I) Ação de consignação em pagamento. A ação de consignação em pagamento, que é ação de rito especial (CPC, arts. 890 a 900), tem sido adaptada aos procedimentos trabalhistas4 diante da finalidade conciliatória e da quase sempre presente reconvenção (admitida pela jurisprudência majoritária)5.

II) Ações relativas às penalidades administrativas impostas aos empregadores pelos órgãos de fiscalização das relações de trabalho (CF, art. 114, inc. VII)

As ações que derivam da imposição de penalidades administrativas são, em regra, o mandado de segurança, a ação declaratória de nulidade e a ação de execução

A discussão que toma contornos relevantes nesse momento diz respeito à ação de execução. A ação de segurança, como ressaltado anteriormente, estará sujeita à tramitação segundo legislação especial e a ação declaratória de nulidade submeter-se-á ao rito processual trabalhista comum (não obstante a impossibilidade de obtenção de conciliação).

Imposta penalidade administrativa, constituído o crédito e expedida a certidão da dívida ativa, valia-se a Fazenda Pública do processo de execução para a cobrança do crédito na forma da LEF (Lei de Execução Fiscal).

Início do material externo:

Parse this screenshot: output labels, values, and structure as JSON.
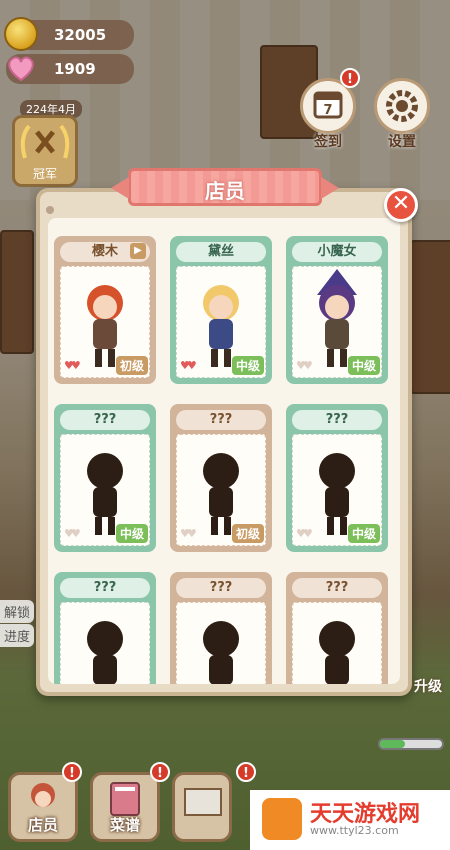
{
  "resources": {
    "coins": "32005",
    "hearts": "1909"
  },
  "date": "224年4月",
  "trophy_label": "冠军",
  "top_buttons": [
    {
      "label": "签到",
      "icon": "calendar-icon",
      "day": "7"
    },
    {
      "label": "设置",
      "icon": "gear-icon"
    }
  ],
  "modal": {
    "title": "店员",
    "close": "✕",
    "cards": [
      {
        "name": "樱木",
        "level": "初级",
        "theme": "tan",
        "hearts": 2,
        "has_film": true,
        "locked": false
      },
      {
        "name": "黛丝",
        "level": "中级",
        "theme": "green",
        "hearts": 2,
        "has_film": false,
        "locked": false
      },
      {
        "name": "小魔女",
        "level": "中级",
        "theme": "green",
        "hearts": 0,
        "has_film": false,
        "locked": false
      },
      {
        "name": "???",
        "level": "中级",
        "theme": "green",
        "hearts": 0,
        "has_film": false,
        "locked": true
      },
      {
        "name": "???",
        "level": "初级",
        "theme": "tan",
        "hearts": 0,
        "has_film": false,
        "locked": true
      },
      {
        "name": "???",
        "level": "中级",
        "theme": "green",
        "hearts": 0,
        "has_film": false,
        "locked": true
      },
      {
        "name": "???",
        "level": "",
        "theme": "green",
        "hearts": 0,
        "has_film": false,
        "locked": true
      },
      {
        "name": "???",
        "level": "",
        "theme": "tan",
        "hearts": 0,
        "has_film": false,
        "locked": true
      },
      {
        "name": "???",
        "level": "",
        "theme": "tan",
        "hearts": 0,
        "has_film": false,
        "locked": true
      }
    ]
  },
  "side_labels": {
    "unlock": "解锁",
    "progress": "进度",
    "upgrade": "升级"
  },
  "bottom_nav": [
    {
      "label": "店员"
    },
    {
      "label": "菜谱"
    }
  ],
  "watermark": {
    "title": "天天游戏网",
    "url": "www.ttyl23.com"
  },
  "colors": {
    "green_card": "#8cc6aa",
    "tan_card": "#d2b49b",
    "banner": "#f6a7a0",
    "close": "#e8533f"
  }
}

Repassada, então, essa competência para a Justiça do Trabalho, persiste o processamento executivo segundo as regras processuais especiais da Lei n. 6.830/1980?

Penso que não. Como dito diversas vezes, não se pode imaginar que a transferência de competência ordenada pela EC n. 45 teve por escopo mera distribuição de tarefas. O objetivo certamente não foi esse. É da incumbência do intérprete, portanto, dar à transformação ocorrida o seu real valor (nova estrutura, novo processo e nova postura...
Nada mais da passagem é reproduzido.